Another option could be interpretation of the wobbly stroke into basic shapes and lines, like the new stuff released in paper by 53 that will adjust a rough circle into a perfect one etc.


On Jun 23, 2015, at 8:42 AM, Bret Victor wrote:

I feel like I hit what I'm aiming at maybe half the time when I turn a laser on.

That's why all of the laser UI is designed so you can point in the general direction of something, and then correct to where you meant to point.  Almost all objects respond to the laser entering them or going up in them, not the laser going down in them.

In the case of a wall-painting app, I might use a quasimode.  The laser would only leave paint while you're holding down a button on the iPad.  For example, the iPad would have a color palette that you could reach from your left thumb, and you would have to hold your thumb down on a color while painting.  (Like photoshop, it would probably show the outline of the brush as a "cursor" even when you're not holding down the button, so you can see where the paint would appear.)

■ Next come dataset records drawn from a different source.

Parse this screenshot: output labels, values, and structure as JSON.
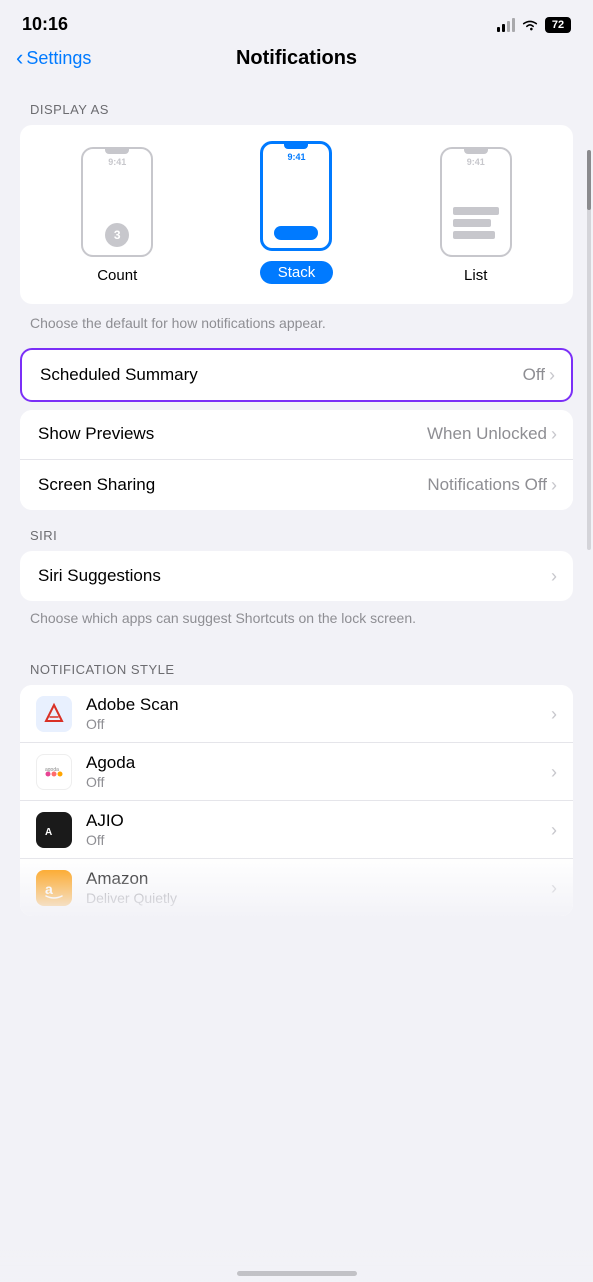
{
  "statusBar": {
    "time": "10:16",
    "battery": "72"
  },
  "nav": {
    "back": "Settings",
    "title": "Notifications"
  },
  "displayAs": {
    "sectionLabel": "DISPLAY AS",
    "options": [
      {
        "label": "Count",
        "type": "count"
      },
      {
        "label": "Stack",
        "type": "stack",
        "selected": true
      },
      {
        "label": "List",
        "type": "list"
      }
    ],
    "helperText": "Choose the default for how notifications appear."
  },
  "rows": {
    "scheduledSummary": {
      "label": "Scheduled Summary",
      "value": "Off"
    },
    "showPreviews": {
      "label": "Show Previews",
      "value": "When Unlocked"
    },
    "screenSharing": {
      "label": "Screen Sharing",
      "value": "Notifications Off"
    }
  },
  "siri": {
    "sectionLabel": "SIRI",
    "suggestionLabel": "Siri Suggestions",
    "helperText": "Choose which apps can suggest Shortcuts on the lock screen."
  },
  "notificationStyle": {
    "sectionLabel": "NOTIFICATION STYLE",
    "apps": [
      {
        "name": "Adobe Scan",
        "status": "Off",
        "iconType": "adobe"
      },
      {
        "name": "Agoda",
        "status": "Off",
        "iconType": "agoda"
      },
      {
        "name": "AJIO",
        "status": "Off",
        "iconType": "ajio"
      },
      {
        "name": "Amazon",
        "status": "Deliver Quietly",
        "iconType": "amazon"
      }
    ]
  }
}
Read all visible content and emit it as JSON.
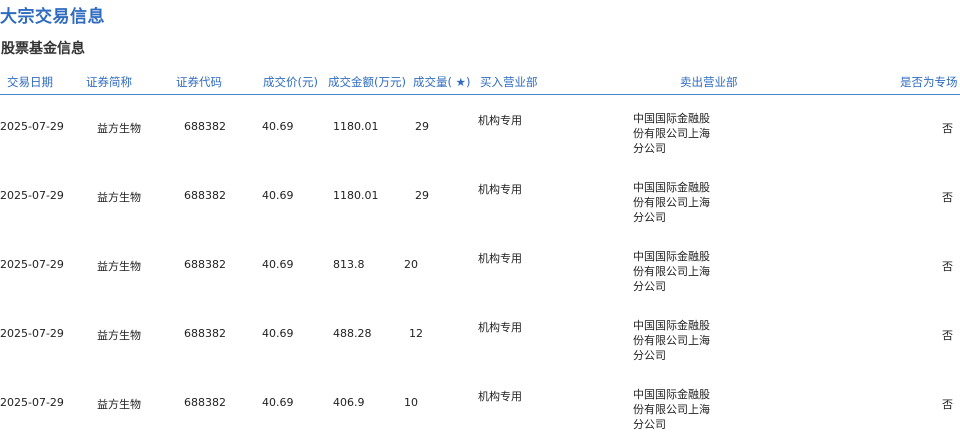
{
  "page": {
    "title": "大宗交易信息",
    "section_title": "股票基金信息"
  },
  "table": {
    "headers": {
      "date": "交易日期",
      "name": "证券简称",
      "code": "证券代码",
      "price": "成交价(元)",
      "amount": "成交金额(万元)",
      "volume": "成交量( ★)",
      "buyer": "买入营业部",
      "seller": "卖出营业部",
      "special": "是否为专场"
    },
    "rows": [
      {
        "date": "2025-07-29",
        "name": "益方生物",
        "code": "688382",
        "price": "40.69",
        "amount": "1180.01",
        "volume": "29",
        "buyer": "机构专用",
        "seller": "中国国际金融股份有限公司上海分公司",
        "special": "否"
      },
      {
        "date": "2025-07-29",
        "name": "益方生物",
        "code": "688382",
        "price": "40.69",
        "amount": "1180.01",
        "volume": "29",
        "buyer": "机构专用",
        "seller": "中国国际金融股份有限公司上海分公司",
        "special": "否"
      },
      {
        "date": "2025-07-29",
        "name": "益方生物",
        "code": "688382",
        "price": "40.69",
        "amount": "813.8",
        "volume": "20",
        "buyer": "机构专用",
        "seller": "中国国际金融股份有限公司上海分公司",
        "special": "否"
      },
      {
        "date": "2025-07-29",
        "name": "益方生物",
        "code": "688382",
        "price": "40.69",
        "amount": "488.28",
        "volume": "12",
        "buyer": "机构专用",
        "seller": "中国国际金融股份有限公司上海分公司",
        "special": "否"
      },
      {
        "date": "2025-07-29",
        "name": "益方生物",
        "code": "688382",
        "price": "40.69",
        "amount": "406.9",
        "volume": "10",
        "buyer": "机构专用",
        "seller": "中国国际金融股份有限公司上海分公司",
        "special": "否"
      }
    ]
  }
}
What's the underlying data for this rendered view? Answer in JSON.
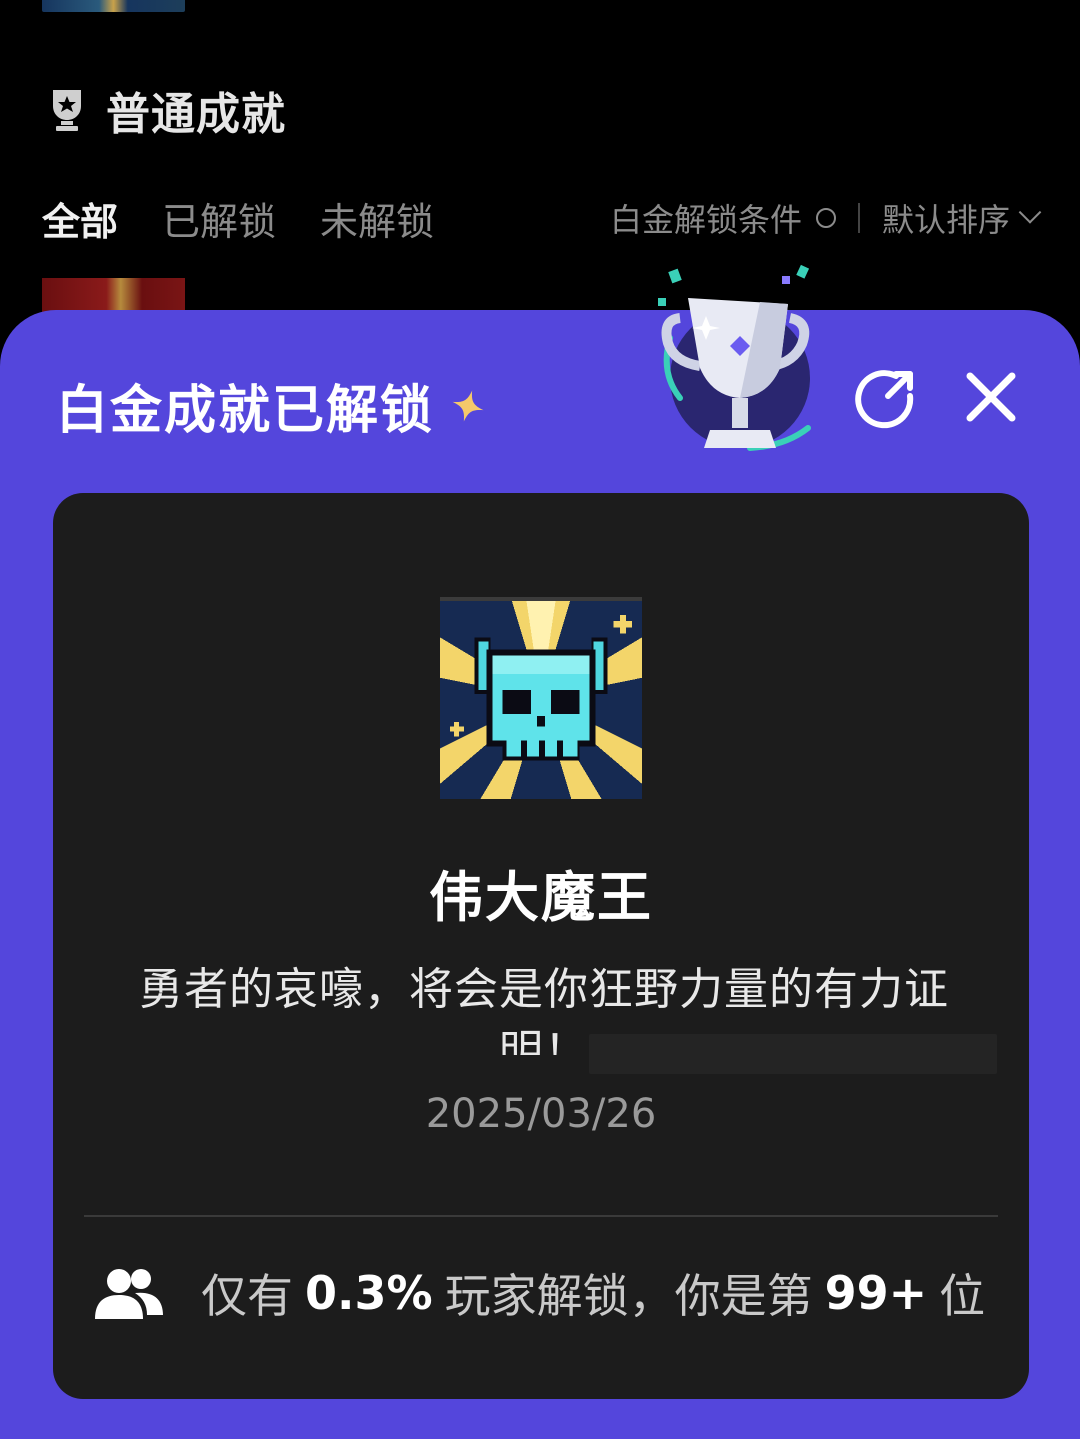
{
  "background": {
    "section_title": "普通成就",
    "filters": [
      {
        "label": "全部",
        "active": true
      },
      {
        "label": "已解锁",
        "active": false
      },
      {
        "label": "未解锁",
        "active": false
      }
    ],
    "platinum_condition": "白金解锁条件",
    "sort_label": "默认排序"
  },
  "modal": {
    "title": "白金成就已解锁",
    "achievement": {
      "name": "伟大魔王",
      "description": "勇者的哀嚎，将会是你狂野力量的有力证明！",
      "date": "2025/03/26"
    },
    "stats": {
      "prefix": "仅有",
      "percent": "0.3%",
      "middle": "玩家解锁，你是第",
      "rank": "99+",
      "suffix": "位"
    }
  },
  "colors": {
    "sheet": "#5446dc",
    "card": "#1c1c1c",
    "page_bg": "#000000",
    "badge_cyan": "#4fd6e0",
    "badge_gold": "#f3d56a"
  },
  "icons": [
    "trophy-icon",
    "sparkle-icon",
    "share-icon",
    "close-icon",
    "people-icon",
    "skull-badge"
  ]
}
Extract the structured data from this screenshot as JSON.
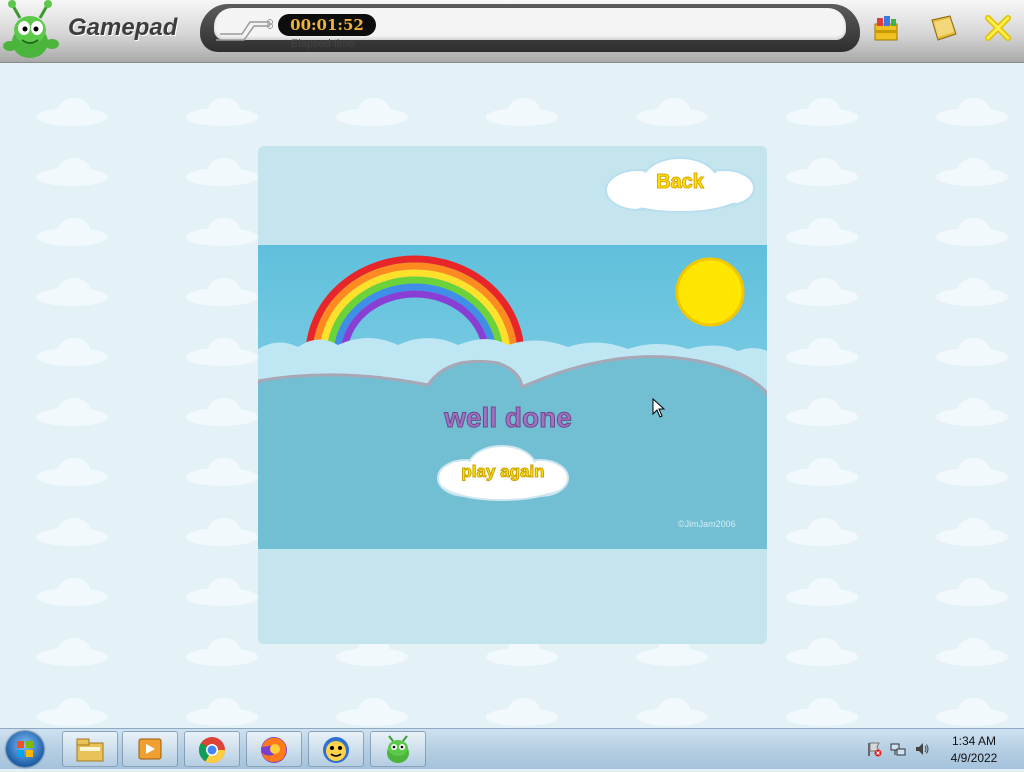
{
  "topbar": {
    "brand": "Gamepad",
    "timer": "00:01:52",
    "timer_label": "Elapsed time",
    "icons": [
      "games-box-icon",
      "book-icon",
      "close-icon"
    ]
  },
  "game": {
    "back_label": "Back",
    "message": "well done",
    "play_again_label": "play again",
    "copyright": "©JimJam2006"
  },
  "taskbar": {
    "apps": [
      "file-explorer-icon",
      "media-player-icon",
      "chrome-icon",
      "firefox-icon",
      "smiley-app-icon",
      "gamepad-alien-icon"
    ],
    "time": "1:34 AM",
    "date": "4/9/2022"
  },
  "colors": {
    "sky": "#6fc6df",
    "hill": "#72bfd3",
    "panel": "#c4e4ee",
    "sun": "#ffe600",
    "message": "#a371c4",
    "button_text": "#ffe600"
  }
}
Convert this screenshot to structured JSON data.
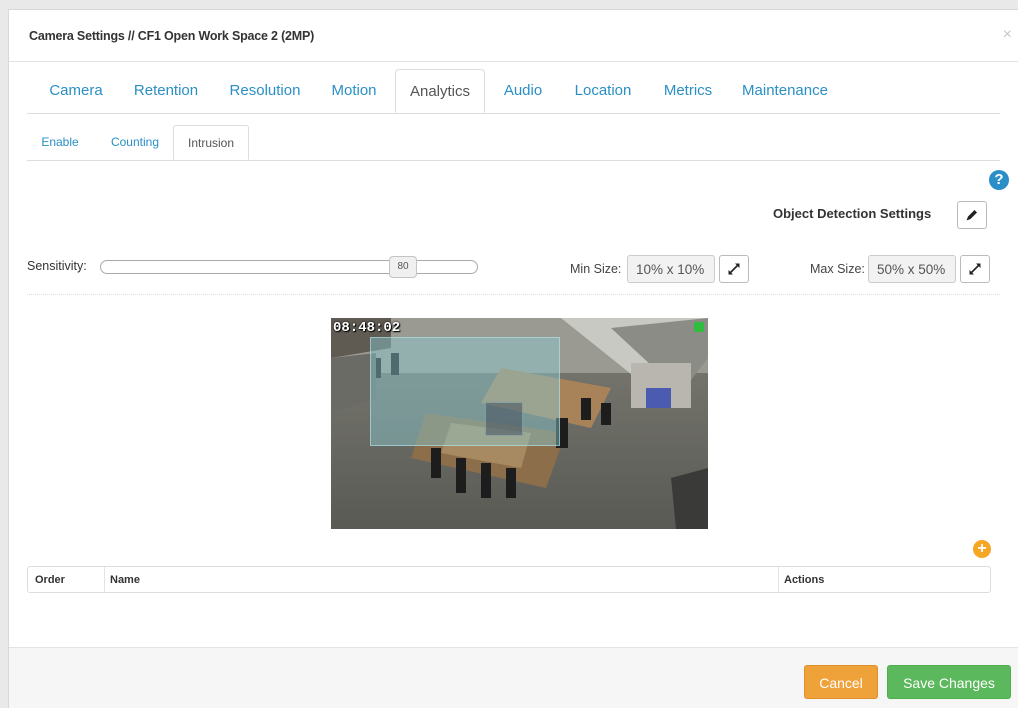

 I wanted the precision of drawing with your hand vs. the shakiness and imprecision of the laser.

Our laser tracking is pretty crude right now, but there's a lot you can do to smooth the signal in something like a painting app.  Heavily time-averaging the point would give you a slow but precise line that would "chase" the laser point.



On Jun 22, 2015, at 9:27 PM, Glen Chiacchieri wrote:

I thought that didn't even need saying! :P

To answer your question: because I don't know how to interact with the laser system :). Also, I wanted the precision of drawing with your hand vs. the shakiness and imprecision of the laser. I feel like I hit what I'm aiming at maybe half the time when I turn a laser on.

On Mon, Jun 22, 2015 at 9:17 PM, Bret Victor wrote:
Why not draw directly on the wall with lasers, using the iPad as a color/tool palette?

On Jun 22, 2015, at 8:56 PM, Glen Chiacchieri wrote:

I was wondering what it would be like to draw on the wall:

<demo.png>


Perhaps unsurprisingly, it doesn't feel good to draw in one place and see the effects in another. Oh well.

See the attached video for what the drawing process looks like. (Ignore the laggy drawing.)

On Wed, Jun 17, 2015 at 9:26 PM, Bret Victor wrote:
Here is the "wall audio player".

[IMG_7891.mov]

It's a little silly (the whole project is a little silly, which is nice), but it's getting at some general ideas --

 - every process should have a place in the world
   - you can think about it in that place
   - you can bring other people over to that place
   - you can get to it by pointing to that place

 - every process should indicate when it is working

 - every process should indicate when it has been working (history timeline)

The daemons on the "engine room" board don't do 2 and 3 yet, but they should.